In this Update:
Schools Have New Tool to Ease Substitute Teacher Shortage
It is well documented that schools are struggling to find substitute teachers. This is why the General Assembly passed my legislation, Act 26, this past spring which made a program permanent that allows individuals training to be teachers to serve as substitute teachers, provided they have valid clearances and at least 60 credit hours.
In order to continue to combat the problem, the General Assembly recently passed Act 91 to help schools find substitute teachers to fill critical staffing shortages caused by the pandemic. The Pennsylvania Department of Education has released guidelines for schools to follow in taking advantage of the law.
Act 91 provides additional pathways for quality individuals to pursue and complete certifications and enter the educator workforce. Specifically, the law creates a new Classroom Monitor Permit for the 2021-22 and 2022-23 school years. A classroom monitor may be employed to provide coverage and deliver preplanned assignments in classrooms. A classroom monitor may not plan lessons or create or grade student work.
An individual receiving a Classroom Monitor Permit must satisfy the following requirements as outlined in Act 91:
Additional consideration should be taken when determining if a classroom monitor should work with students with disabilities. Schools can find more information and resources about the changes under Act 91 on the department’s Certification Services website.
Grants Available for Community Learning Centers
Organizations may now submit their intent to apply for the 21st Century Community Learning Centers grant program, which provides funding to support community learning centers that provide academic, artistic and cultural enrichment opportunities for students and their families.
Eligible organizations include public school districts, charter schools, private schools, nonprofit agencies, city or county government agencies, faith-based organizations, institutions of higher education, for-profit corporations and others.
Programs must take place during non-school hours or periods when school is not in session to help students attending high-poverty and low-performing schools to meet state and local standards in core academic subjects. Centers must also offer students a broad array of activities that can complement their regular academic programs and literacy and other educational services to their families. How to apply.
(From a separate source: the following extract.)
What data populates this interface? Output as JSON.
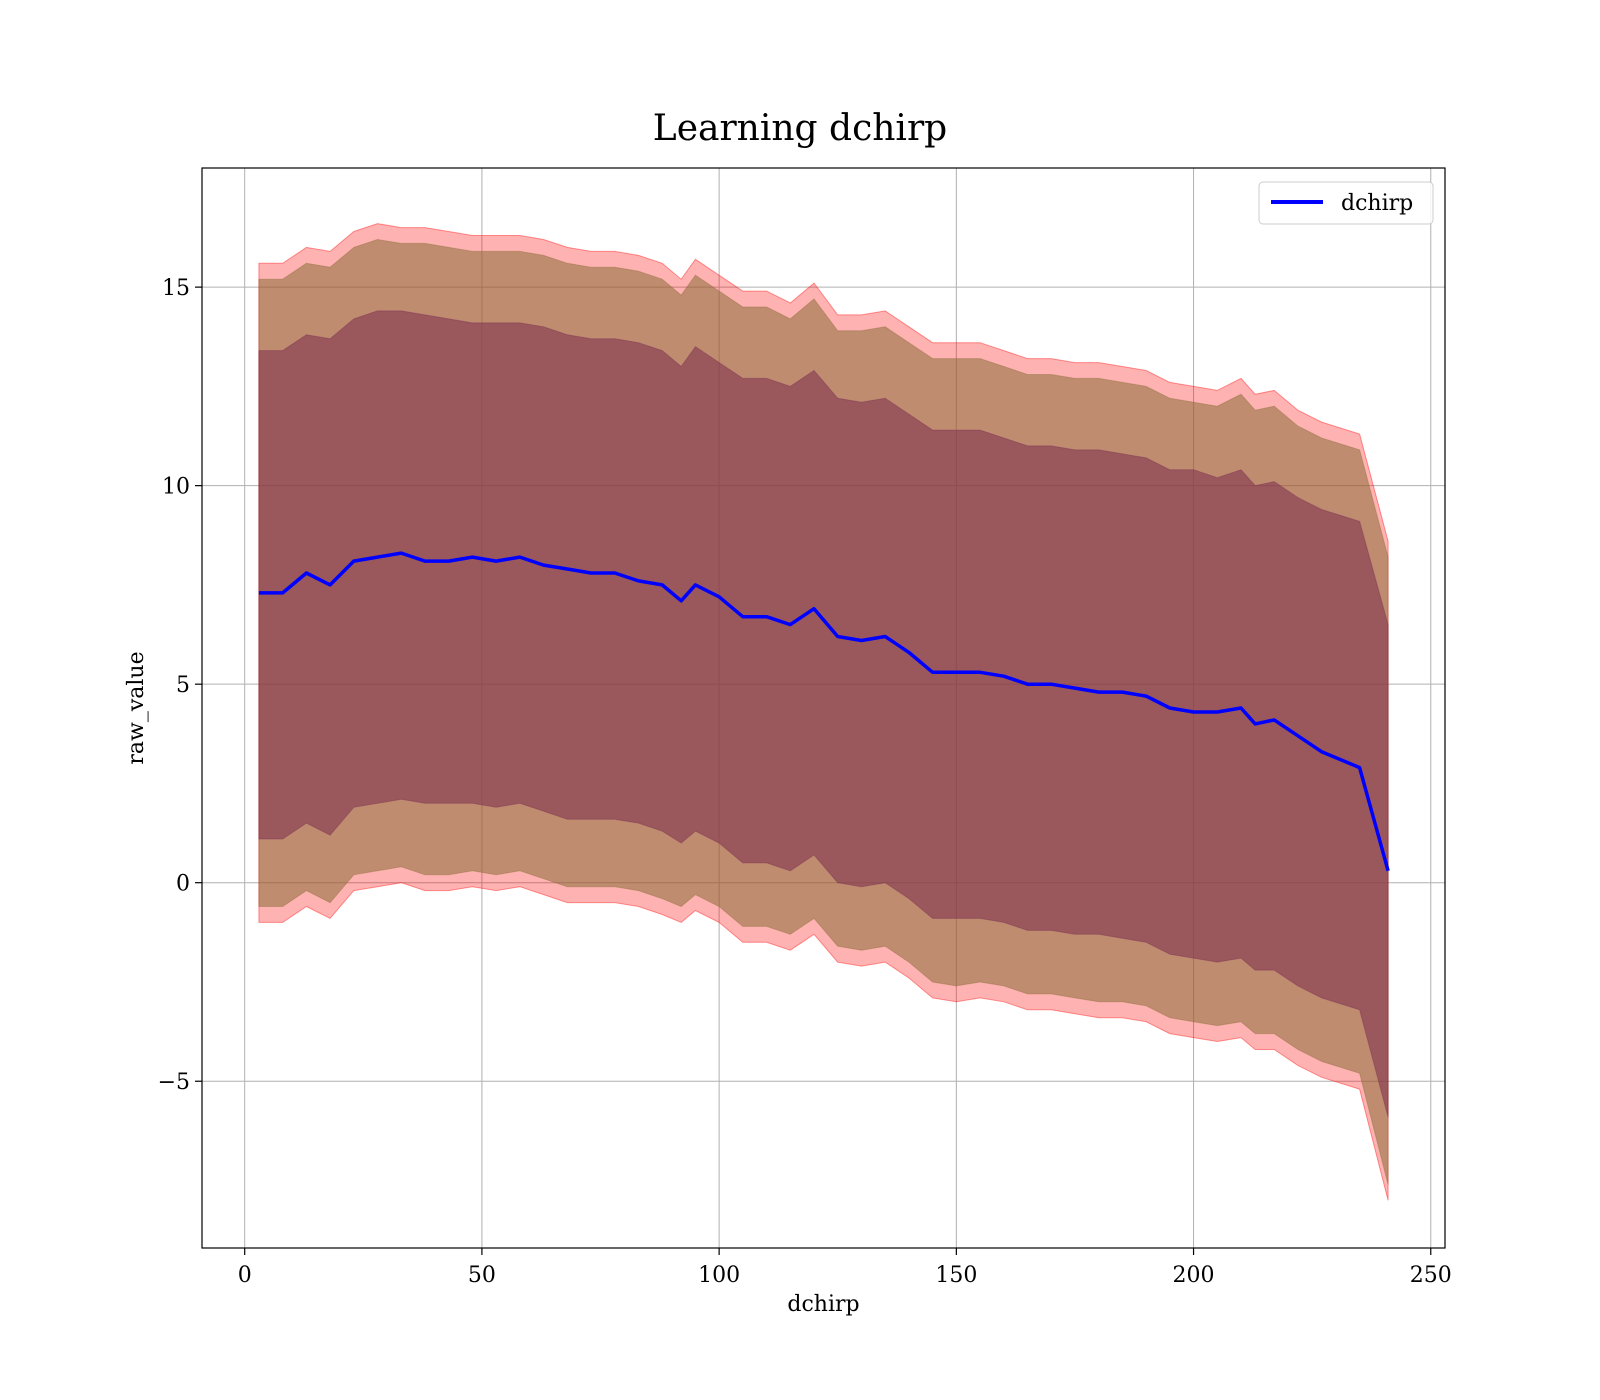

Help for Students to Acquire Skills in High Demand by Employers
Financial assistance is available to help students learn skills in high demand by today’s employers in energy, health, advanced materials and diversified manufacturing, and agriculture and food production.
The PA Targeted Industry Program, created by the Pennsylvania General Assembly in 2012, provides need-based awards up to $5,000. Approved veteran applicants may receive up to 100% of the student’s total educational costs or the max award, whichever is less. Awards can be used to cover tuition, books, fees, supplies and a $4,000 living expense allowance.
Students must have received a high school diploma, GED or recognized homeschool certificate. Students who have completed a bachelor’s or graduate degree are still eligible to apply for assistance. Information and Applications
Senate Committee Activity is Streamed and Stored Online
Last year, the Senate held nearly 330 public meetings and hearings that were streamed live from the Capitol and locations across Pennsylvania. You can find them all, plus 2022’s committee activity, here.
The Senate’s 23 standing committees, ranging from Aging and Youth to Veterans Affairs and Emergency Preparedness, are where legislation is vetted, debated and, if necessary, altered before being considered by the full Senate. Committee hearings bring citizens, experts and other interested parties together for public presentations on various topics.
Committee pages are where you can find agendas, video and written testimony. You can find the most recent committee action and upcoming livestreams here, and a full Senate committee schedule here.
Now Online: 2022 Trout Stocking Schedule
The 2022 adult trout stocking schedule is now available from the Pennsylvania Fish and Boat Commission.
The trout stocking schedule is searchable by county, lists the waterways in alphabetical order, and indicates stocking dates, meeting locations for volunteers and the species of trout that will be stocked.
In 2022, Pennsylvania will return to a single, statewide Opening Day of Trout Season on the first Saturday in April, which is April 2. A single, statewide Mentored Youth Trout Day will take place on Saturday, March 26. Under this change, which will result in a longer regular season for trout statewide, the practice of holding a separate regional opening day and mentored youth day for Pennsylvania’s 18 southeastern counties will no longer occur.
To accommodate the earlier statewide trout season, preseason trout stocking operations are set to begin the week of Feb. 21.